Они подступили к мужчине в одно и то же время. Все шло прекрасно, просто прекрасно. Бам! После такого удара тот должен был рухнуть. Но не рухнул.
И даже не пошатнулся. Это точно. А вот его дружок полетел на тротуар с такой силой, будто его сбросили с крыши. Мужчина тихо заговорил, крепко сжимая его руку, и он не мог выпустить нож. Лезвие вонзилось ему в живот и, как он ни старался отдернуть руку, погружалось все глубже и глубже. Казалось, к животу прижали электрическую плитку, внутренности пекло адским огнем, и никуда от этого не деться.
Если бы он мог, то отгрыз бы себе кисть — только бы выпал нож.
Боже, как больно!
Когда же острие коснулось сердца и пронзило его, хлынувшая кровь мгновенно залила все вокруг, и нож, наконец, выпал из безвольной руки. Мужчина отпустил его и пошел дальше. Слабеющее сознание семнадцатилетнего парня вдруг ярко озарила последняя мысль: а ведь этот таинственный человек отнял у него жизнь, даже не замедлив шага...

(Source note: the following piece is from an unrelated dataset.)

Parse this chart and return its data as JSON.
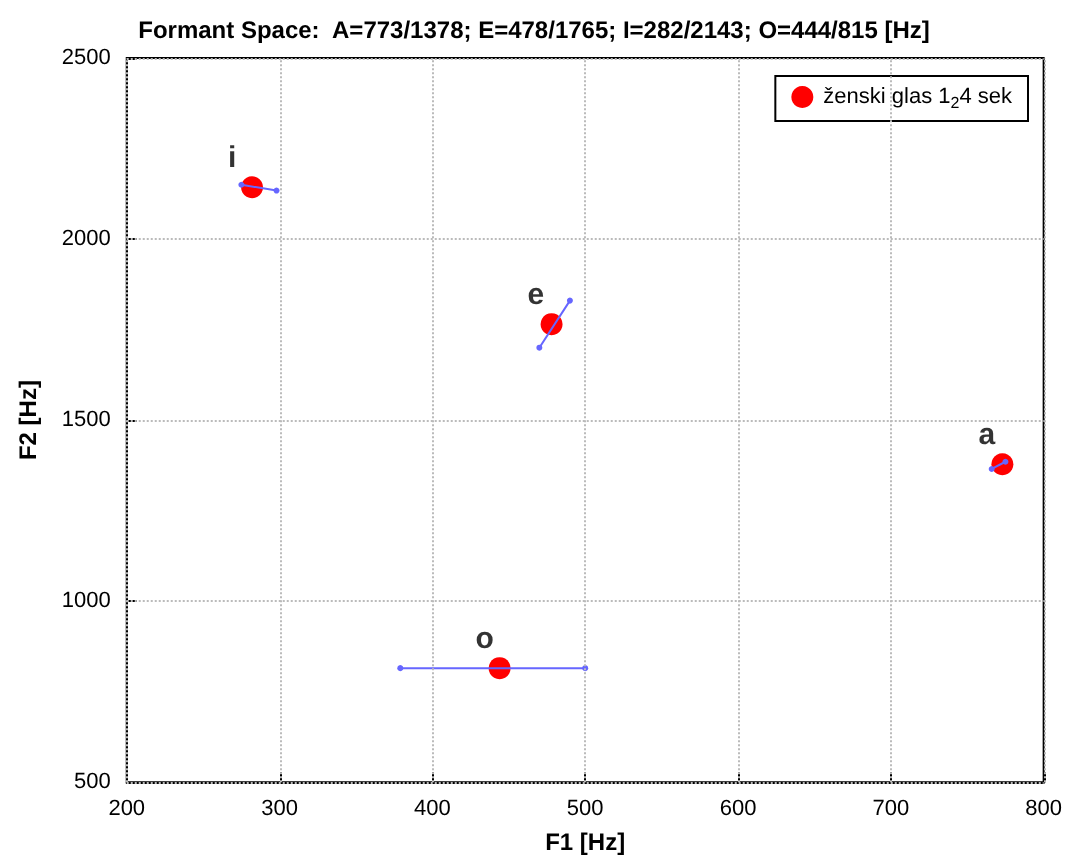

Вся его жизнь не стоила того, чтобы этот тип, который ел цветы, задержался хоть ненадолго...
Римо шел по темному городу. На большом пальце осталось несколько капелек крови, и он небрежно стер их.

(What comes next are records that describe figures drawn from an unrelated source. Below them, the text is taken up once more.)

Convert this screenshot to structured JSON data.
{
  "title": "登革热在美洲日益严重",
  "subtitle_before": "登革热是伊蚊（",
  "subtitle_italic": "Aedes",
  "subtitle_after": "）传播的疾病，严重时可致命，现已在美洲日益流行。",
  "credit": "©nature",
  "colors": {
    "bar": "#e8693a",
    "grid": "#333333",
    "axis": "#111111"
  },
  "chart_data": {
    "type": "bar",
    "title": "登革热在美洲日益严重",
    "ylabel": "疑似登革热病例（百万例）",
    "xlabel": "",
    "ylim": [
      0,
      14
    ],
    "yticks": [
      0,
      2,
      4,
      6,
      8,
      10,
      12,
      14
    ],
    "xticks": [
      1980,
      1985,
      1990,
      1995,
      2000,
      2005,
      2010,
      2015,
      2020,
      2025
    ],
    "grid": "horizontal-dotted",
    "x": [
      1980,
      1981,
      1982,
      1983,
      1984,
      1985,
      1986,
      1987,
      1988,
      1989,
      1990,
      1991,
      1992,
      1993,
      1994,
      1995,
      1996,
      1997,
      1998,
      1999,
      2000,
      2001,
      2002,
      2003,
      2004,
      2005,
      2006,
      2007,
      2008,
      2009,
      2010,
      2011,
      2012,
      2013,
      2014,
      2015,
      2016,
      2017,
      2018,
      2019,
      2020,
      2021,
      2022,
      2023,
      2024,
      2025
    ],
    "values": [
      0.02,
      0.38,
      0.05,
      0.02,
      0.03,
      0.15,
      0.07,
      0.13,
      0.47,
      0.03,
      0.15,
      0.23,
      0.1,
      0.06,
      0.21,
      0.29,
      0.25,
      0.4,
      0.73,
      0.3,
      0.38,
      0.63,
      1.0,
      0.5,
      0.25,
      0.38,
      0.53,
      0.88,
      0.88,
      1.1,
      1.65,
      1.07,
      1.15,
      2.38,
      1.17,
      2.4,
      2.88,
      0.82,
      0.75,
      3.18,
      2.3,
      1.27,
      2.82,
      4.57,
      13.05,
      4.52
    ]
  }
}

Римо знал, что для жителей города воцарившийся мрак создавал неразрешимую проблему: они ведь целиком зависели от освещения. Вместо того, чтобы создавать искусственное освещение, человечеству надо было учиться пользоваться своими органами чувств в темноте! Теперь люди, которые и дышать-то толком не умели, оказались в ситуации, когда им надо положиться на самих себя, но их органы чувств — те, которые отвечали за слух, зрение и осязание, — почти атрофировались.
Самого Римо с большим старанием и великой мудростью учили, как воскресить забытые человеком умения, те его способности, благодаря которым он в свое время мог соперничать в силе и ловкости с дикими зверями, а, утратив их, превратился в ходячий труп. Начиная с появления копья, человек все больше полагался не на свои мышцы, а на предметы окружающего мира, и так продолжалось до тех пор, пока в рыбацкой деревушке на западном побережье Кореи не научились возвращать человеку былью ловкость и сноровку.
Это умение, это искусство получило название Синанджу по деревушке, где оно возникло.
Только Мастера Синанджу знали эту технику.
Только один белый человек удостоился чести овладеть ею.
Этим человеком был Римо, и сейчас он шел по одному из величайших городов своей, белой, цивилизации, в котором отключилось электричество, и сердце его переполняла тревога.
Не потому, что люди остались такими, какими они были до Вавилонского столпотворения, а потому, что он стал другим.